PLADIS: Pushing the Limits of Attention in Diffusion Models at Inference
  Time by Leveraging Sparsity

Summary

This paper introduces PLADIS, a method that improves the quality of images generated by AI models using a technique called sparse attention, making the process more efficient.

What's the problem?

AI models that generate images often require extra training or complex calculations to produce high-quality results.

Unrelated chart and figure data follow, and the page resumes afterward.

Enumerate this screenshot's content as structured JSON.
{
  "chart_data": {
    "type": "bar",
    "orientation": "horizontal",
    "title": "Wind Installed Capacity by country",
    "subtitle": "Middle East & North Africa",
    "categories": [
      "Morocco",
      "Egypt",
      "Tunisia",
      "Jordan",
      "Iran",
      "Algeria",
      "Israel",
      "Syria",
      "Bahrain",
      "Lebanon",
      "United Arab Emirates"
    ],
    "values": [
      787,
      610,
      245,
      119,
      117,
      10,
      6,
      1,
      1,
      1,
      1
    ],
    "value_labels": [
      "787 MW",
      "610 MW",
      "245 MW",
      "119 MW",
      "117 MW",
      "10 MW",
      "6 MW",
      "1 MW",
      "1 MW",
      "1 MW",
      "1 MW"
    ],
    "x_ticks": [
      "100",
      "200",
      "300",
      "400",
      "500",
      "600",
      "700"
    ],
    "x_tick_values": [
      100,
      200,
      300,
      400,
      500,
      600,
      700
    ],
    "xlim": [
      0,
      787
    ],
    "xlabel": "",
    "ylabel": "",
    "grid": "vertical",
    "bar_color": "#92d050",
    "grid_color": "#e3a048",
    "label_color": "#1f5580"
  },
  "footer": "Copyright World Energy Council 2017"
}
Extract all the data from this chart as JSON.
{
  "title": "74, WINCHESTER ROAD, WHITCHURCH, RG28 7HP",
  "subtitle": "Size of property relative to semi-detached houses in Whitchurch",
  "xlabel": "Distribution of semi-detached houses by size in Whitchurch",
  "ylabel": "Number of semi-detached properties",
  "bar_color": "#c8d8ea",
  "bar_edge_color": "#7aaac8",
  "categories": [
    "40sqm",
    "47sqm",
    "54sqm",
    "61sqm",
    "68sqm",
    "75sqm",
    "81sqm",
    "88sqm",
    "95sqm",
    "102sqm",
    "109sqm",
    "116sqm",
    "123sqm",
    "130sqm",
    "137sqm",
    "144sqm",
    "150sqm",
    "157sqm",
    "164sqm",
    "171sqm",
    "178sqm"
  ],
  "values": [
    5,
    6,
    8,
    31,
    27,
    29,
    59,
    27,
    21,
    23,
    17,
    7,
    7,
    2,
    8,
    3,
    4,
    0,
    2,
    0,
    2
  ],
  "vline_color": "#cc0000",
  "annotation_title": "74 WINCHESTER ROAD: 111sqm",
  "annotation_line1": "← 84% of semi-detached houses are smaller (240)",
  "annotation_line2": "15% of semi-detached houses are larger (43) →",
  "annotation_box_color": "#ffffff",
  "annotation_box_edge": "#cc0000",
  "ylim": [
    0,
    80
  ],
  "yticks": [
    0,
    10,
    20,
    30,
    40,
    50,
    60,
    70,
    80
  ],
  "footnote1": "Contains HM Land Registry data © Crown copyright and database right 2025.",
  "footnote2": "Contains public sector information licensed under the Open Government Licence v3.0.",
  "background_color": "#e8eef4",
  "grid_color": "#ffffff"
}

This can be time-consuming and resource-intensive, especially for models already optimized for speed.

What's the solution?

PLADIS enhances pre-trained AI models by focusing on the most important parts of the image generation process using sparse attention. This allows the models to generate better images without needing additional training or complex calculations.

Why it matters?

This work matters because it provides a simple and efficient way to improve the performance of AI image generation models, making them more effective and accessible.

Abstract

Diffusion models have shown impressive results in generating high-quality conditional samples using guidance techniques such as Classifier-Free Guidance (CFG). However, existing methods often require additional training or neural function evaluations (NFEs), making them incompatible with guidance-distilled models. Also, they rely on heuristic approaches that need identifying target layers. In this work, we propose a novel and efficient method, termed PLADIS, which boosts pre-trained models (U-Net/Transformer) by leveraging sparse attention. Specifically, we extrapolate query-key correlations using softmax and its sparse counterpart in the cross-attention layer during inference, without requiring extra training or NFEs. By leveraging the noise robustness of sparse attention, our PLADIS unleashes the latent potential of text-to-image diffusion models, enabling them to excel in areas where they once struggled with newfound effectiveness. It integrates seamlessly with guidance techniques, including guidance-distilled models. Extensive experiments show notable improvements in text alignment and human preference, offering a highly efficient and universally applicable solution.